University of Maryland at Baltimore County, United States
"A stochastic model for enzyme clustering in glucose metabolism"
A sequence of metabolic enzymes tightly regulates glycolysis and gluconeogenesis. It has been hypothesized that these enzymes form multienzyme complexes and regulate glucose flux. In the previous work, it was identified that several rate-limiting enzymes form multienzyme complexes and control the direction of glucose flux between energy metabolism and building block biosynthesis. A recent study introduced a mathematical model to support this finding, in which the association of the rate-limiting enzymes into multienzyme complexes in included. However, this model did not fully account for dynamic and random movement of the enzyme clusters, as observed in the experiment. In this talk, I will introduce a stochastic model for enzyme clustering in glucose metabolism. The model will describe both the enzyme kinetics and the spatial organization of metabolic enzyme complexes. Then, I will discuss underlying model assumptions and approximation methods

Wasiur KhudaBukhsh

The Ohio State University, United States,
"Incorporating delays and non-Markovian dynamics into biochemical reaction networks"
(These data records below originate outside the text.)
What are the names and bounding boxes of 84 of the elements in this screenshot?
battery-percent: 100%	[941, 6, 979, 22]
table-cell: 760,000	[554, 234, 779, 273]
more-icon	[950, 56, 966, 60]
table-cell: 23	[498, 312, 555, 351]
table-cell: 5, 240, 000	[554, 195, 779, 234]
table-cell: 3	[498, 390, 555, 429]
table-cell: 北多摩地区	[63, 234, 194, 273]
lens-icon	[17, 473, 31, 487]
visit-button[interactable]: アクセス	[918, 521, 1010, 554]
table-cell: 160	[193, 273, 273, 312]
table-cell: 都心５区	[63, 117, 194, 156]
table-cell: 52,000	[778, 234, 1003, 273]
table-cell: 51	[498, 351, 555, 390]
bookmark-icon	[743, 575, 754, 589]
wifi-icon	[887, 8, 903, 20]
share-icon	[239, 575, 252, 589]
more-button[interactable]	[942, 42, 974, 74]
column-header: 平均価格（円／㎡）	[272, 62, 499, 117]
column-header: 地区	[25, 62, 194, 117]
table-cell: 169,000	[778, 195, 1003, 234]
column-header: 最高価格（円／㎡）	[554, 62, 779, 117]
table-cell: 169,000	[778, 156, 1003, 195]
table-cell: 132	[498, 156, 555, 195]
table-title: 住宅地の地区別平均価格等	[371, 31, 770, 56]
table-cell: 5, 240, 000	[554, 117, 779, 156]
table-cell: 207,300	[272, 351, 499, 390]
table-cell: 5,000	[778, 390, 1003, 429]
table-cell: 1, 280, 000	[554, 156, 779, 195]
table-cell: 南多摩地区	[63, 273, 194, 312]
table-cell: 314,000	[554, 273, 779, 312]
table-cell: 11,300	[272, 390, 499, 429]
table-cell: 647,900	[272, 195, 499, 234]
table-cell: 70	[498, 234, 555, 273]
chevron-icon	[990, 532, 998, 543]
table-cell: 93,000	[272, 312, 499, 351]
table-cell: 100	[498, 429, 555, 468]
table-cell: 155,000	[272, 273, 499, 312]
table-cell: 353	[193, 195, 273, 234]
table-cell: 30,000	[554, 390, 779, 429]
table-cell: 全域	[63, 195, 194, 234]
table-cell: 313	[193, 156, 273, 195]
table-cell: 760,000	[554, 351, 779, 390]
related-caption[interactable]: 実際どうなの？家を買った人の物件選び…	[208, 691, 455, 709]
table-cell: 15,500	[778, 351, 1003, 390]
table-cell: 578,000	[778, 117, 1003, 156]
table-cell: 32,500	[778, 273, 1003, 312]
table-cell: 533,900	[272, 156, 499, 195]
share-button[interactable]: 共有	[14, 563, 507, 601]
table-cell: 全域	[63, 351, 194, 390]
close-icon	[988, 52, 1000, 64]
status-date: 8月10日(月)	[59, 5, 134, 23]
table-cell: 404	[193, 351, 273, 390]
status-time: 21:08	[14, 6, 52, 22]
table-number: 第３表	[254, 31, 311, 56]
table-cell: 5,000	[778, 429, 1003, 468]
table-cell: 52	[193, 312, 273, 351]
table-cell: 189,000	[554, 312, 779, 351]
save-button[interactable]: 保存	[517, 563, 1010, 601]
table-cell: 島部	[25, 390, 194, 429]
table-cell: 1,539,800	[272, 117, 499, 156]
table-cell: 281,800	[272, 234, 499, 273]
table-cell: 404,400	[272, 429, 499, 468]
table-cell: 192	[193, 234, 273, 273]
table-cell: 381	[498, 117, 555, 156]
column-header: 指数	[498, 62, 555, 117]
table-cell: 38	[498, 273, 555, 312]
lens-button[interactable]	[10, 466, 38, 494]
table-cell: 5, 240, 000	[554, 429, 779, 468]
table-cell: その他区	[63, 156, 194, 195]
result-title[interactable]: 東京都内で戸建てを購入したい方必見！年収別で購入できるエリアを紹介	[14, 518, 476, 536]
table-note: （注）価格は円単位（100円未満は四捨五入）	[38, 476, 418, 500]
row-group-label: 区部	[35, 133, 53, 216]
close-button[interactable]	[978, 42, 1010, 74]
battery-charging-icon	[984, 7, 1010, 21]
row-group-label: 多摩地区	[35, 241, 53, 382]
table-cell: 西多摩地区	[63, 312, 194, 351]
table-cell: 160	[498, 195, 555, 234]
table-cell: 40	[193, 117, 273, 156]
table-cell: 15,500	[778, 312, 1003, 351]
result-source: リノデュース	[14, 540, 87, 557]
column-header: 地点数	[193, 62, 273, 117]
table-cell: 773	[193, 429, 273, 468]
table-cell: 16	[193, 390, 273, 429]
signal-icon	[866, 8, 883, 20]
Markov models for many biophysical systems are often found to be unrealistic because of the assumption that the interactions occur instantaneously or that the inter-reaction times follow an exponential distribution. In this talk, we consider relaxing those assumptions by incorporating delays into the system’s dynamics. We show that this modification leads to approximations by means of Partial Differential Equation (PDE) limits instead of the classical Ordinary Differential Equation (ODE) ones. Describing the dynamics by means of measure-valued processes is at the heart of such approximations. While the theory is developed for a general class of chemical reaction networks, we will also discuss some concrete examples.